Are you talking about the long clamps used for covers on an oddball panel Sq D made years ago? With sharp pointed clamps that go nearly all the way to the sides of the panel can? One of the few truly stupid things Sq D ever did was make that panel. I can't remember the model or common name for it. I only saw one of them. Also had a weird breaker with some kind of flexible strips to terminate. Someone designed all that on a Monday following a 2 week drunk or drug binge.
 

SEO

Senior Member
Location
Michigan
Are you talking about the long clamps used for covers on an oddball panel Sq D made years ago? With sharp pointed clamps that go nearly all the way to the sides of the panel can? One of the few truly stupid things Sq D ever did was make that panel. I can't remember the model or common name for it. I only saw one of them. Also had a weird breaker with some kind of flexible strips to terminate. Someone designed all that on a Monday following a 2 week drunk or drug binge.

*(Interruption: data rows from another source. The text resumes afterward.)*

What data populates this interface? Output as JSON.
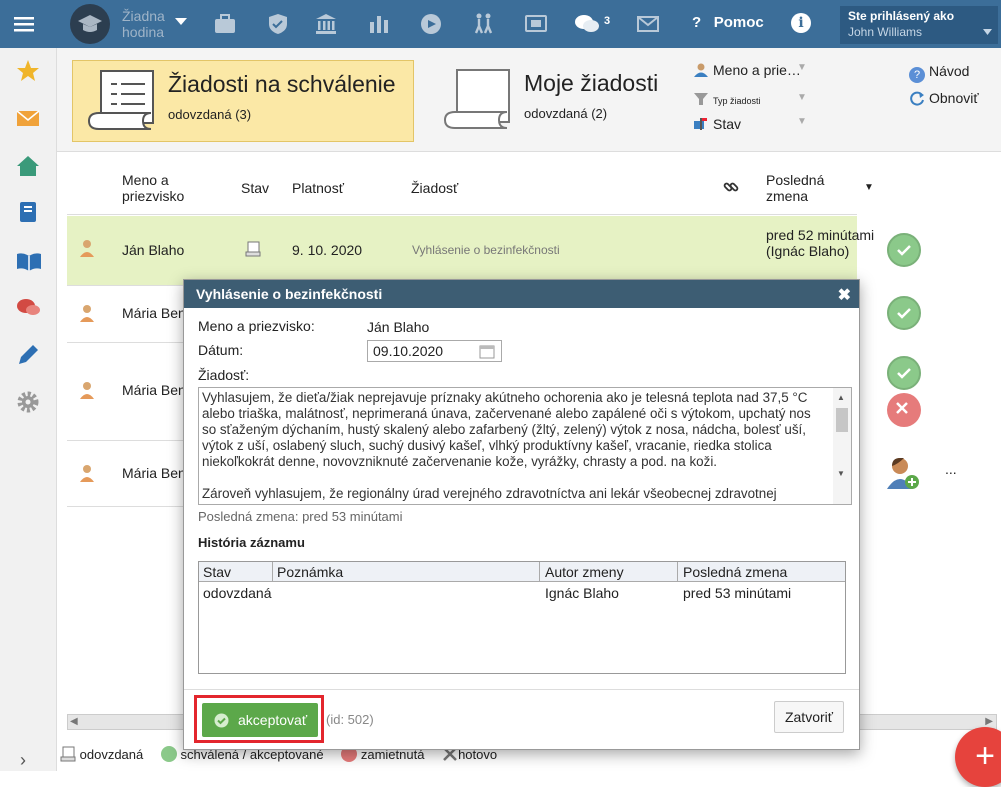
{
  "topbar": {
    "hour_label": "Žiadna hodina",
    "message_count": "3",
    "help_label": "Pomoc",
    "info_glyph": "i",
    "signed_in_label": "Ste prihlásený ako",
    "user_name": "John Williams"
  },
  "tabs": [
    {
      "title": "Žiadosti na schválenie",
      "subtitle": "odovzdaná (3)"
    },
    {
      "title": "Moje žiadosti",
      "subtitle": "odovzdaná (2)"
    }
  ],
  "filters": {
    "name": "Meno a prie…",
    "type": "Typ žiadosti",
    "status": "Stav"
  },
  "right_links": {
    "guide": "Návod",
    "refresh": "Obnoviť"
  },
  "table": {
    "headers": {
      "name": "Meno a priezvisko",
      "status": "Stav",
      "validity": "Platnosť",
      "request": "Žiadosť",
      "last_change": "Posledná zmena"
    },
    "rows": [
      {
        "name": "Ján Blaho",
        "date": "9. 10. 2020",
        "request": "Vyhlásenie o bezinfekčnosti",
        "last_change": "pred 52 minútami (Ignác Blaho)"
      },
      {
        "name": "Mária Ben"
      },
      {
        "name": "Mária Ben"
      },
      {
        "name": "Mária Ben",
        "more": "..."
      }
    ]
  },
  "legend": {
    "submitted": "odovzdaná",
    "approved": "schválená / akceptované",
    "rejected": "zamietnutá",
    "done": "hotovo"
  },
  "modal": {
    "title": "Vyhlásenie o bezinfekčnosti",
    "close_glyph": "✖",
    "name_label": "Meno a priezvisko:",
    "name_value": "Ján Blaho",
    "date_label": "Dátum:",
    "date_value": "09.10.2020",
    "request_label": "Žiadosť:",
    "request_p1": "Vyhlasujem, že dieťa/žiak neprejavuje príznaky akútneho ochorenia ako je telesná teplota nad 37,5 °C alebo triaška, malátnosť, neprimeraná únava, začervenané alebo zapálené oči s výtokom, upchatý nos so sťaženým dýchaním, hustý skalený alebo zafarbený (žltý, zelený) výtok z nosa, nádcha, bolesť uší, výtok z uší, oslabený sluch, suchý dusivý kašeľ, vlhký produktívny kašeľ, vracanie, riedka stolica niekoľkokrát denne, novovzniknuté začervenanie kože, vyrážky, chrasty a pod. na koži.",
    "request_p2": "Zároveň vyhlasujem, že regionálny úrad verejného zdravotníctva ani lekár všeobecnej zdravotnej starostlivosti pre deti a dorast nenariadil dieťaťu/žiakovi karanténne opatrenie (karanténu",
    "last_change": "Posledná zmena: pred 53 minútami",
    "history_title": "História záznamu",
    "history_headers": [
      "Stav",
      "Poznámka",
      "Autor zmeny",
      "Posledná zmena"
    ],
    "history_rows": [
      [
        "odovzdaná",
        "",
        "Ignác Blaho",
        "pred 53 minútami"
      ]
    ],
    "accept_label": "akceptovať",
    "id_label": "(id: 502)",
    "close_label": "Zatvoriť"
  },
  "fab_glyph": "+",
  "colors": {
    "accent": "#3c6e99",
    "active_tab": "#fbe8a6",
    "selected_row": "#e6f2c4",
    "accept": "#5ca84a",
    "highlight": "#e3262d",
    "fab": "#e6433d"
  }
}
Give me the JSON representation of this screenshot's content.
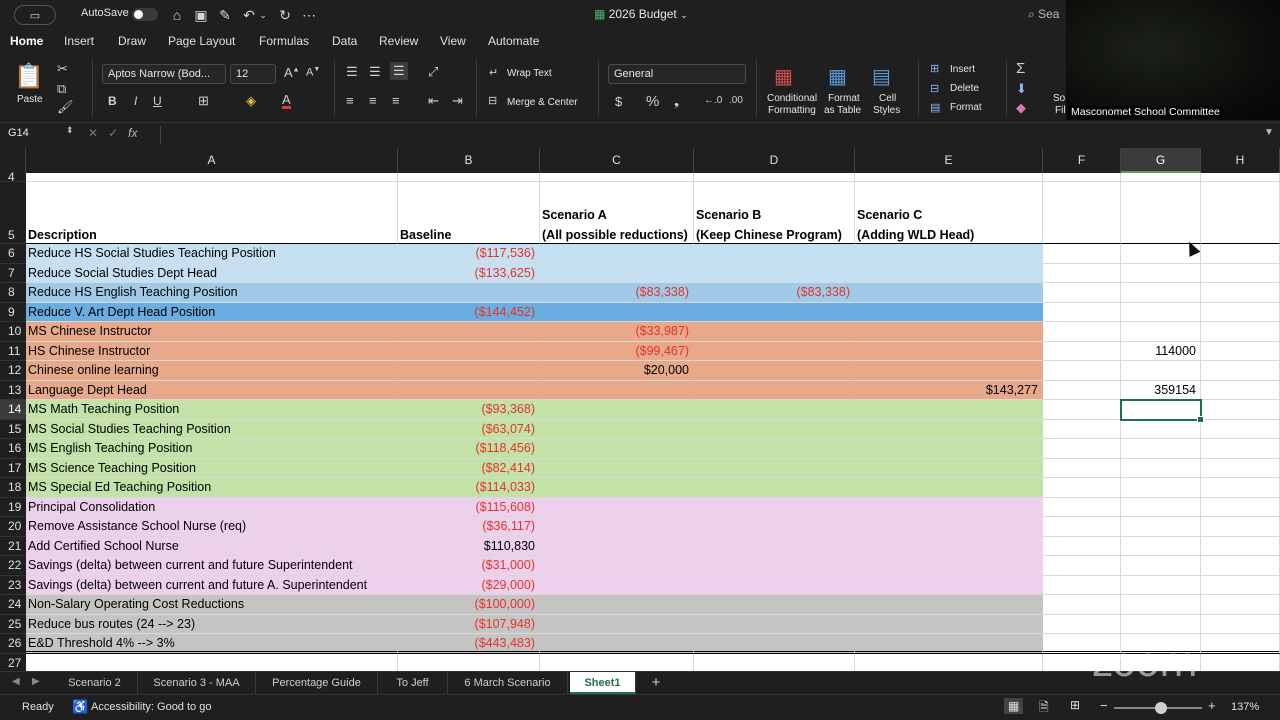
{
  "titlebar": {
    "autosave_label": "AutoSave",
    "doc_title": "2026 Budget",
    "search_placeholder": "Sea"
  },
  "ribbon_tabs": [
    "Home",
    "Insert",
    "Draw",
    "Page Layout",
    "Formulas",
    "Data",
    "Review",
    "View",
    "Automate"
  ],
  "ribbon": {
    "paste": "Paste",
    "font_name": "Aptos Narrow (Bod...",
    "font_size": "12",
    "wrap_text": "Wrap Text",
    "merge_center": "Merge & Center",
    "number_format": "General",
    "conditional_formatting_1": "Conditional",
    "conditional_formatting_2": "Formatting",
    "format_as_table_1": "Format",
    "format_as_table_2": "as Table",
    "cell_styles_1": "Cell",
    "cell_styles_2": "Styles",
    "insert": "Insert",
    "delete": "Delete",
    "format": "Format",
    "sort_1": "So",
    "sort_2": "Fil"
  },
  "formula_bar": {
    "name_box": "G14",
    "fx": "fx",
    "formula": ""
  },
  "columns": [
    "A",
    "B",
    "C",
    "D",
    "E",
    "F",
    "G",
    "H"
  ],
  "selected_column": "G",
  "rows": [
    {
      "num": "4",
      "fill": "#ffffff",
      "A": "",
      "B": "",
      "C": "",
      "D": "",
      "E": "",
      "G": ""
    },
    {
      "num": "5",
      "fill": "#ffffff",
      "header": true,
      "A": "Description",
      "B": "Baseline",
      "C1": "Scenario A",
      "C2": "(All possible reductions)",
      "D1": "Scenario B",
      "D2": "(Keep Chinese Program)",
      "E1": "Scenario C",
      "E2": "(Adding WLD Head)"
    },
    {
      "num": "6",
      "fill": "#c5e0f2",
      "A": "Reduce HS Social Studies Teaching Position",
      "B": "($117,536)",
      "C": "",
      "D": "",
      "E": "",
      "G": ""
    },
    {
      "num": "7",
      "fill": "#c5e0f2",
      "A": "Reduce Social Studies Dept Head",
      "B": "($133,625)",
      "C": "",
      "D": "",
      "E": "",
      "G": ""
    },
    {
      "num": "8",
      "fill": "#9fcbe9",
      "A": "Reduce HS English Teaching Position",
      "B": "",
      "C": "($83,338)",
      "D": "($83,338)",
      "E": "",
      "G": ""
    },
    {
      "num": "9",
      "fill": "#6aade0",
      "A": "Reduce V. Art Dept Head Position",
      "B": "($144,452)",
      "C": "",
      "D": "",
      "E": "",
      "G": ""
    },
    {
      "num": "10",
      "fill": "#e8a98a",
      "A": "MS Chinese Instructor",
      "B": "",
      "C": "($33,987)",
      "D": "",
      "E": "",
      "G": ""
    },
    {
      "num": "11",
      "fill": "#e8a98a",
      "A": "HS Chinese Instructor",
      "B": "",
      "C": "($99,467)",
      "D": "",
      "E": "",
      "G": "114000"
    },
    {
      "num": "12",
      "fill": "#e8a98a",
      "A": "Chinese online learning",
      "B": "",
      "C": "$20,000",
      "D": "",
      "E": "",
      "G": ""
    },
    {
      "num": "13",
      "fill": "#e8a98a",
      "A": "Language Dept Head",
      "B": "",
      "C": "",
      "D": "",
      "E": "$143,277",
      "G": "359154"
    },
    {
      "num": "14",
      "fill": "#c3e2a8",
      "A": "MS Math Teaching Position",
      "B": "($93,368)",
      "C": "",
      "D": "",
      "E": "",
      "G": ""
    },
    {
      "num": "15",
      "fill": "#c3e2a8",
      "A": "MS Social Studies Teaching Position",
      "B": "($63,074)",
      "C": "",
      "D": "",
      "E": "",
      "G": ""
    },
    {
      "num": "16",
      "fill": "#c3e2a8",
      "A": "MS English Teaching Position",
      "B": "($118,456)",
      "C": "",
      "D": "",
      "E": "",
      "G": ""
    },
    {
      "num": "17",
      "fill": "#c3e2a8",
      "A": "MS Science Teaching Position",
      "B": "($82,414)",
      "C": "",
      "D": "",
      "E": "",
      "G": ""
    },
    {
      "num": "18",
      "fill": "#c3e2a8",
      "A": "MS Special Ed Teaching Position",
      "B": "($114,033)",
      "C": "",
      "D": "",
      "E": "",
      "G": ""
    },
    {
      "num": "19",
      "fill": "#ecd0ec",
      "A": "Principal Consolidation",
      "B": "($115,608)",
      "C": "",
      "D": "",
      "E": "",
      "G": ""
    },
    {
      "num": "20",
      "fill": "#ecd0ec",
      "A": "Remove Assistance School Nurse (req)",
      "B": "($36,117)",
      "C": "",
      "D": "",
      "E": "",
      "G": ""
    },
    {
      "num": "21",
      "fill": "#ecd0ec",
      "A": "Add Certified School Nurse",
      "B": "$110,830",
      "C": "",
      "D": "",
      "E": "",
      "G": ""
    },
    {
      "num": "22",
      "fill": "#ecd0ec",
      "A": "Savings (delta) between current and future Superintendent",
      "B": "($31,000)",
      "C": "",
      "D": "",
      "E": "",
      "G": ""
    },
    {
      "num": "23",
      "fill": "#ecd0ec",
      "A": "Savings (delta) between current and future A. Superintendent",
      "B": "($29,000)",
      "C": "",
      "D": "",
      "E": "",
      "G": ""
    },
    {
      "num": "24",
      "fill": "#c4c4c4",
      "A": "Non-Salary Operating Cost Reductions",
      "B": "($100,000)",
      "C": "",
      "D": "",
      "E": "",
      "G": ""
    },
    {
      "num": "25",
      "fill": "#c4c4c4",
      "A": "Reduce bus routes (24 --> 23)",
      "B": "($107,948)",
      "C": "",
      "D": "",
      "E": "",
      "G": ""
    },
    {
      "num": "26",
      "fill": "#c4c4c4",
      "A": "E&D Threshold 4% --> 3%",
      "B": "($443,483)",
      "C": "",
      "D": "",
      "E": "",
      "G": ""
    },
    {
      "num": "27",
      "fill": "#ffffff",
      "A": "",
      "B": "",
      "C": "",
      "D": "",
      "E": "",
      "G": ""
    }
  ],
  "selected_cell": "G14",
  "sheet_tabs": [
    "Scenario 2",
    "Scenario 3 - MAA",
    "Percentage Guide",
    "To Jeff",
    "6 March Scenario",
    "Sheet1"
  ],
  "active_sheet": "Sheet1",
  "add_sheet": "+",
  "status": {
    "ready": "Ready",
    "accessibility": "Accessibility: Good to go",
    "zoom_minus": "−",
    "zoom_plus": "+",
    "zoom_level": "137%"
  },
  "overlay": {
    "participant_name": "Masconomet School Committee",
    "watermark": "zoom"
  },
  "colors": {
    "accent": "#4cc2ff",
    "excel_green": "#1e7145",
    "negative_red": "#e8312a"
  }
}
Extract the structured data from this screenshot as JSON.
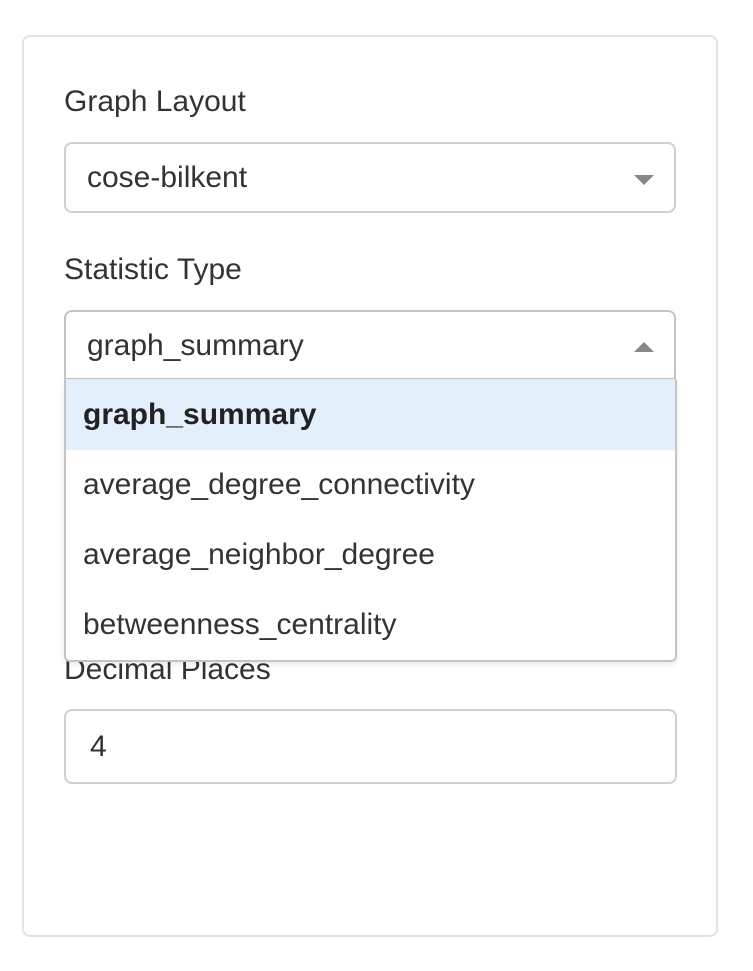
{
  "graph_layout": {
    "label": "Graph Layout",
    "value": "cose-bilkent"
  },
  "statistic_type": {
    "label": "Statistic Type",
    "value": "graph_summary",
    "options": [
      "graph_summary",
      "average_degree_connectivity",
      "average_neighbor_degree",
      "betweenness_centrality"
    ]
  },
  "decimal_places": {
    "label": "Decimal Places",
    "value": "4"
  },
  "icons": {
    "layout_caret": "chevron-down-icon",
    "statistic_caret": "chevron-up-icon"
  }
}
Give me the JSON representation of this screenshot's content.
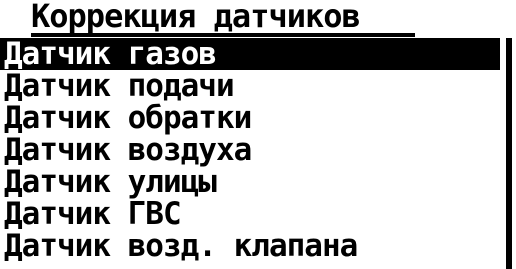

Installing that type of cover you have to be very careful not to have a conductor under the clamp. Almost everone who has had experience with that kind of cover has had or seen that problem before.
 

marti smith

Senior Member
iwire,

I think it is wrong to use those screws. Yes, they'll do in a pinch, but I'm still going with 250.8(5), (6), and(7) because if we look at 408.2, Art 314 is included. 314.40 (B) goes over thickness of the metal: and two of the threads of the shown screws are greater in depth than that of the thickness of the metal, and so ideally(sp?) there is not 2 threads engaged. They work, I've used them before, but as to the code, no-go IMO.